Two days ago American Airlines announced that starting on August 1, 2016 their frequent flyer program, AAdvantage, will become revenue-based instead of mileage-based. This is a move that follows the other major carriers, Delta and United, who have done the same in recent history. It is definitely a big move as AA is the largest domestic carrier in the US and now all three of the top domestic carriers have similar rules.
With these major carriers imposing these changes, it seems that there is another nail in the coffin of the mileage run, a practice of flying to distant locations for cheap fares in order to gain miles for use at a later time. With revenue-based earning, the price of the ticket matters a lot more than the distance flown.
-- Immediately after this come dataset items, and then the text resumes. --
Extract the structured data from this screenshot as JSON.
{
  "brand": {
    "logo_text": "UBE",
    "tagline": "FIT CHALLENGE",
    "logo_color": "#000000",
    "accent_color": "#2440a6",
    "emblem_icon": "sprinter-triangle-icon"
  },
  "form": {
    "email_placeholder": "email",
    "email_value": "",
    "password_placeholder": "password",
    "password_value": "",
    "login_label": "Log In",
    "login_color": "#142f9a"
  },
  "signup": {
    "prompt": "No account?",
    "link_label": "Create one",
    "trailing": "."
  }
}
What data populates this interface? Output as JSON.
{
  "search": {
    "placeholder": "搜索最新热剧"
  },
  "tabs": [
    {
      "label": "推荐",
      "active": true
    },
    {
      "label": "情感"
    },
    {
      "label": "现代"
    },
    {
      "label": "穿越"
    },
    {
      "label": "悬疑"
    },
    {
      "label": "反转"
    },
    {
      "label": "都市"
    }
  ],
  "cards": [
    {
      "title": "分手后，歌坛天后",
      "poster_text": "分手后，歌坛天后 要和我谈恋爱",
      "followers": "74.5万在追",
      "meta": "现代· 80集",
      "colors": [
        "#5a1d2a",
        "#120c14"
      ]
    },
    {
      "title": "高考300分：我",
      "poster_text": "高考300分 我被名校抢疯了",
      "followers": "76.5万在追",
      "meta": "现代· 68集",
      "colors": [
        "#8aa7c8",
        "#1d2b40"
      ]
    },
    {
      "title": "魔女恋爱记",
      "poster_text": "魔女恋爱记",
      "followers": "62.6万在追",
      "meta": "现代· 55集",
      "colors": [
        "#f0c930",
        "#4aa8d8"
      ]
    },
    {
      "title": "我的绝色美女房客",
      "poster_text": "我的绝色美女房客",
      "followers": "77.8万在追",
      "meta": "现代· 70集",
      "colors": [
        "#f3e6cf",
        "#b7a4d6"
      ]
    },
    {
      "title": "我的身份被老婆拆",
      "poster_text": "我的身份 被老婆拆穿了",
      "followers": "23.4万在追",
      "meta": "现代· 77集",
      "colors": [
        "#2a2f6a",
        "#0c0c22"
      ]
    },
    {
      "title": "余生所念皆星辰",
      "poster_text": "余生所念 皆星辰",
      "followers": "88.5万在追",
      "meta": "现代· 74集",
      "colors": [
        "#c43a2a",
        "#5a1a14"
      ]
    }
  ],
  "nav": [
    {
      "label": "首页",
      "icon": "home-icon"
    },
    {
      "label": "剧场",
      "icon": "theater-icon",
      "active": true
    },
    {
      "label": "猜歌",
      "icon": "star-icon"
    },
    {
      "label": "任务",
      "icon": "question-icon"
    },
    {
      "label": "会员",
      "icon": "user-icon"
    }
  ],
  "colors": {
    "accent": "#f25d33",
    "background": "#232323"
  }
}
Under the former system, 100% of the miles flown would be added to the purchaser’s account in any Economy class, as shown below. Since the two airports are 3,452 miles apart (as calculated by TravelMath), the total miles earned would be 3,452 * 2 = 6,904.
According to American Airlines’ new rules, however, for that same trip costing $881, the number is significantly less. First of all, only the “Base Fare” and “Carrier-imposed Fees” count towards mileage determination.
So, only the $195 + $458 count, totaling $653. With the example shared on their announcement website, a low-level member of AAdvantage (read: most of us) would earn 5 miles/dollar. That totals to a whopping 653 * 5 = 3,265 miles, not even half of what was earned before.
So, with this information in mind, it’s important to consider a) if earning points from flying is actually worthwhile in the future and b) perhaps we should put our miles on foreign carriers to get more leverage from them in the future.